121 Cal. App. Supp. 3d 9 | Cal. App. Dep’t Super. Ct. | 1981
Opinion
Defendant was charged with a violation of Health and Safety Code section 11377, subdivision (a) (possession of PCP).
The only evidence introduced at the hearing was the testimony of the two sheriff’s deputies who made the arrest and conducted the search which was the subject of the motion to suppress. After stopping defendant’s vehicle for two separate traffic violations, the deputies approached the vehicle, one to the driver’s window and the other to the passenger side. When defendant rolled down his window, the officer on his side of the vehicle smelled a strong odor of mint and ether. From his expertise in narcotics investigations, the officer concluded that the odor indicated the presence of PCP.

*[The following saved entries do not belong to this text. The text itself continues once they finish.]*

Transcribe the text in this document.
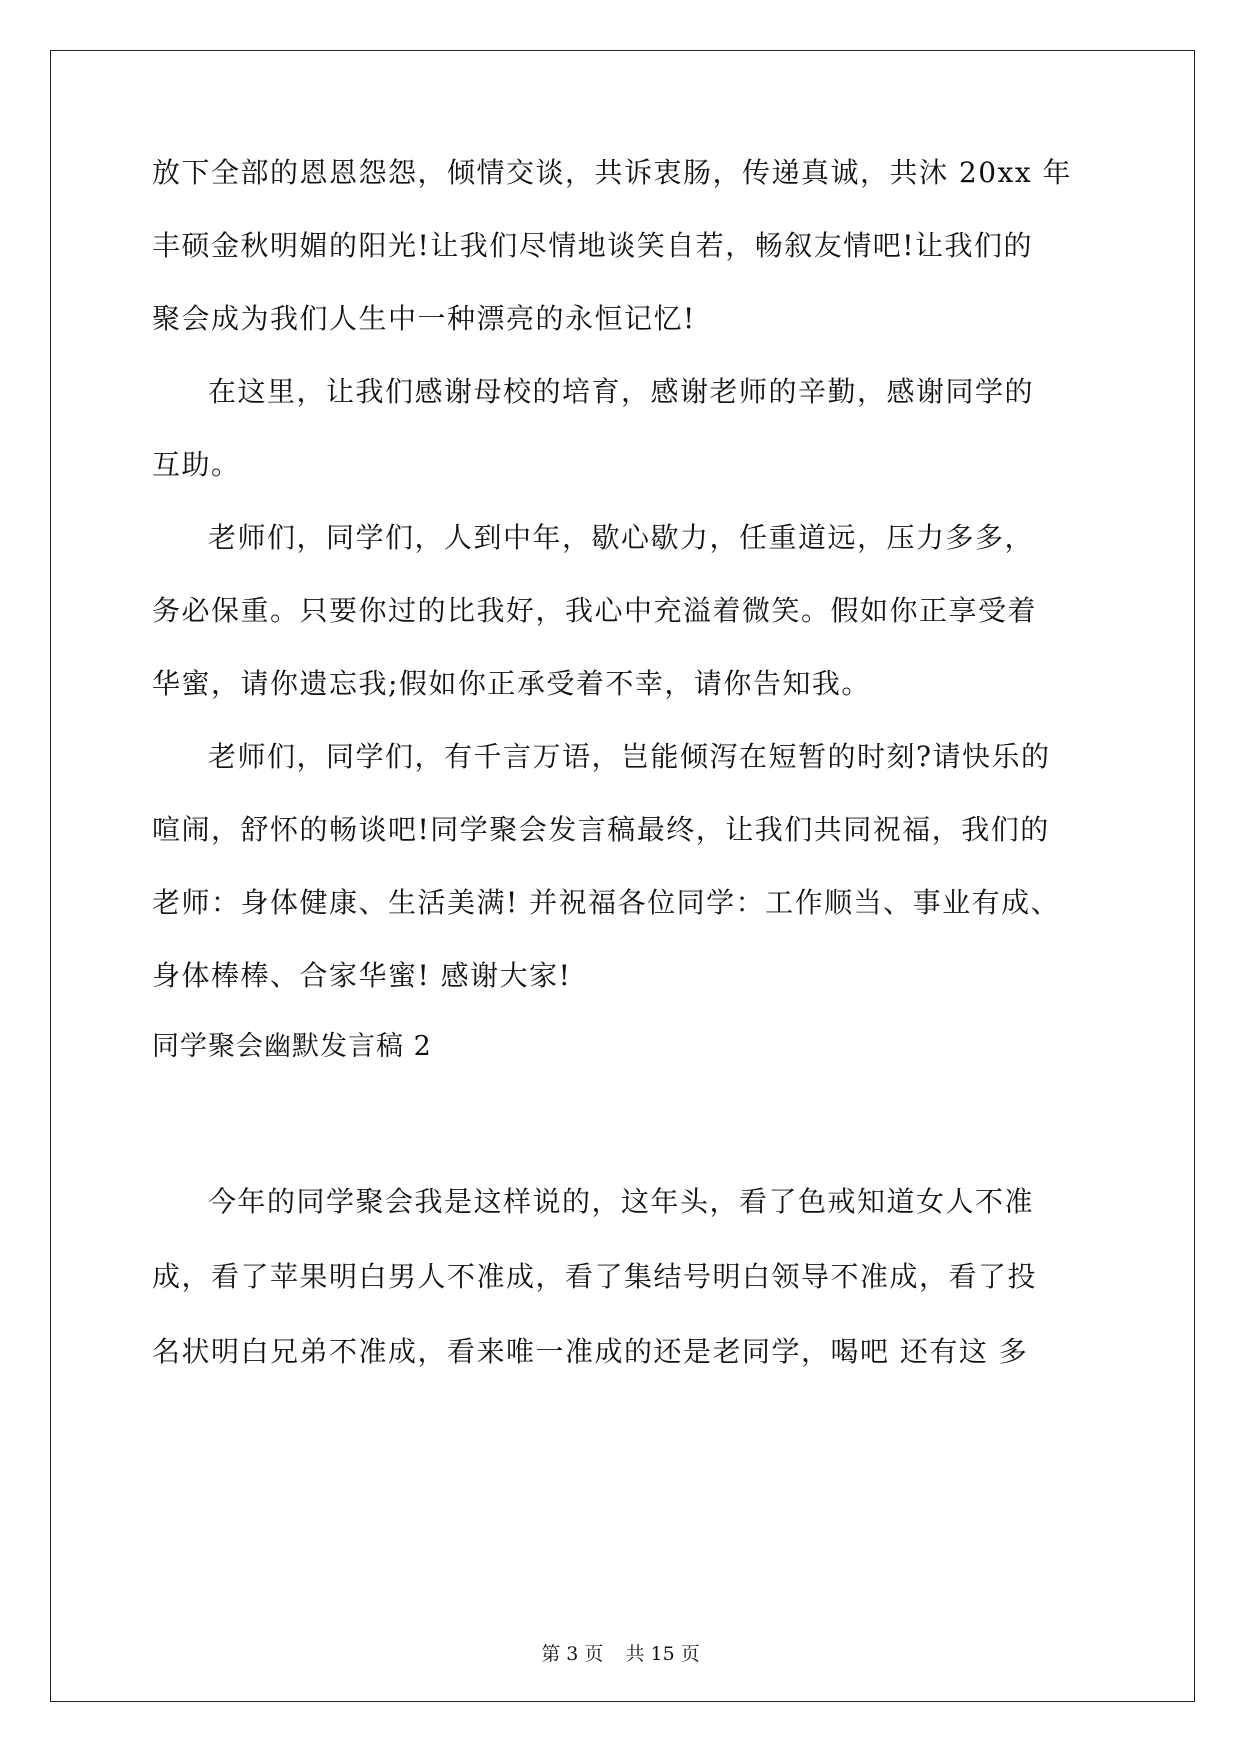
放下全部的恩恩怨怨，倾情交谈，共诉衷肠，传递真诚，共沐 20xx 年
丰硕金秋明媚的阳光!让我们尽情地谈笑自若，畅叙友情吧!让我们的
聚会成为我们人生中一种漂亮的永恒记忆!
在这里，让我们感谢母校的培育，感谢老师的辛勤，感谢同学的
互助。
老师们，同学们，人到中年，歇心歇力，任重道远，压力多多，
务必保重。只要你过的比我好，我心中充溢着微笑。假如你正享受着
华蜜，请你遗忘我;假如你正承受着不幸，请你告知我。
老师们，同学们，有千言万语，岂能倾泻在短暂的时刻?请快乐的
喧闹，舒怀的畅谈吧!同学聚会发言稿最终，让我们共同祝福，我们的
老师：身体健康、生活美满! 并祝福各位同学：工作顺当、事业有成、
身体棒棒、合家华蜜! 感谢大家!
同学聚会幽默发言稿 2
今年的同学聚会我是这样说的，这年头，看了色戒知道女人不准
成，看了苹果明白男人不准成，看了集结号明白领导不准成，看了投
名状明白兄弟不准成，看来唯一准成的还是老同学，喝吧 还有这 多
第 3 页 共 15 页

In order to locate the source of the PCP smell, as well as to minimize physical risks stemming from the volatile nature of the chemical in certain forms, the deputies requested defendant and his passenger to alight. By separating the two, the deputies were able to ascertain that the odor was emanating from the person of the defendant, rather than from his passenger or automobile. According to his testimony, one of the officers began to search the defendant for both weapons and contraband, commencing with a patdown because the possibility that defendant had a weapon presented the more immediate risk. During the frisking, the deputy felt a soft object in defendant’s boot which, when he raised defendant’s pants’ cuff to view it, proved to be a “Baggie” filled with PCP-soaked mint leaves. The officer testified that if he had not discovered the contraband during the superficial weapons search he would have continued to look for it until it had been located. Defendant was arrested subsequent to the discovery of the contraband.
There is no basis upon which the foregoing facts, which we must accept as true because the trial judge found them so, can be held to support the legal conclusion that the search was illegal.
The distinctive odor of mint and ether, a combination of ingredients which serves no innocuous purpose known to this court, constituted enough evidence to give the officers probable cause to believe that PCP was present (Guidi v. Superior Court (1973) 10 Cal.3d 1, 17, fn. 18 [109 Cal.Rptr. 684, 513 P.2d 908]; People v. Fitzpatrick (1970) 3 Cal. App.3d 824, 826-827 [84 Cal.Rptr. 78]). Once it was learned that the odor came from the defendant, the deputies therefore had information
A fair review of the record reveals that neither officer harbored any doubt that the smell was in fact indicative of the presence of PCP on defendant’s person. They both believed that he was committing the offense of possessing the illicit drug, and this was enough to show that their subjective beliefs conformed to the requirement of belief that the crime had been committed by the defendant set out in People v. Miller (1972) 7 Cal.3d 219, at page 226 [101 Cal.Rptr. 860, 496 P.2d 1228].
The warrantless nature of the search for weapons and drugs was justified as incident to the arrest for possession of PCP (People v. Brisendine (1975) 13 Cal.3d 528, 539 [119 Cal.Rptr. 315, 531 P.2d 1099]). “. . . [I]t is immaterial that the search and seizure preceded rather than followed the arrest.” (People v. Cockrell (1965) 63 Cal.2d 659, 666 [47 Cal.Rptr. 788, 408 P.2d 116].) Since the officer knew of information furnishing probable cause to arrest before the search, it does not matter whether he formed the intention to arrest before the search (People v. Sirak (1969) 2 Cal.App.3d 608, 611 [82 Cal.Rptr. 716]).
To summarize, the unique combination of odors signaled the existence of facts constituting probable cause to arrest the individual from whom they emanated, and a warrantless search of his person was justified as an incident of the arrest (See People v. Lovejoy (1970) 12 Cal.App.3d 883, 887 [91 Cal.Rptr. 94]). The court’s finding that the officers were credible witnesses leads inexorably to the legal conclusion that the search which they described was lawful and its fruit should not have been suppressed.
We have reviewed defendant’s contention that the initial detention was improper and find it to be without merit.
The orders granting the motion to suppress and dismissing the action are reversed, and the case is remanded for further proceedings.
Before Fainer, P. J., Foster, J., and Jones, J.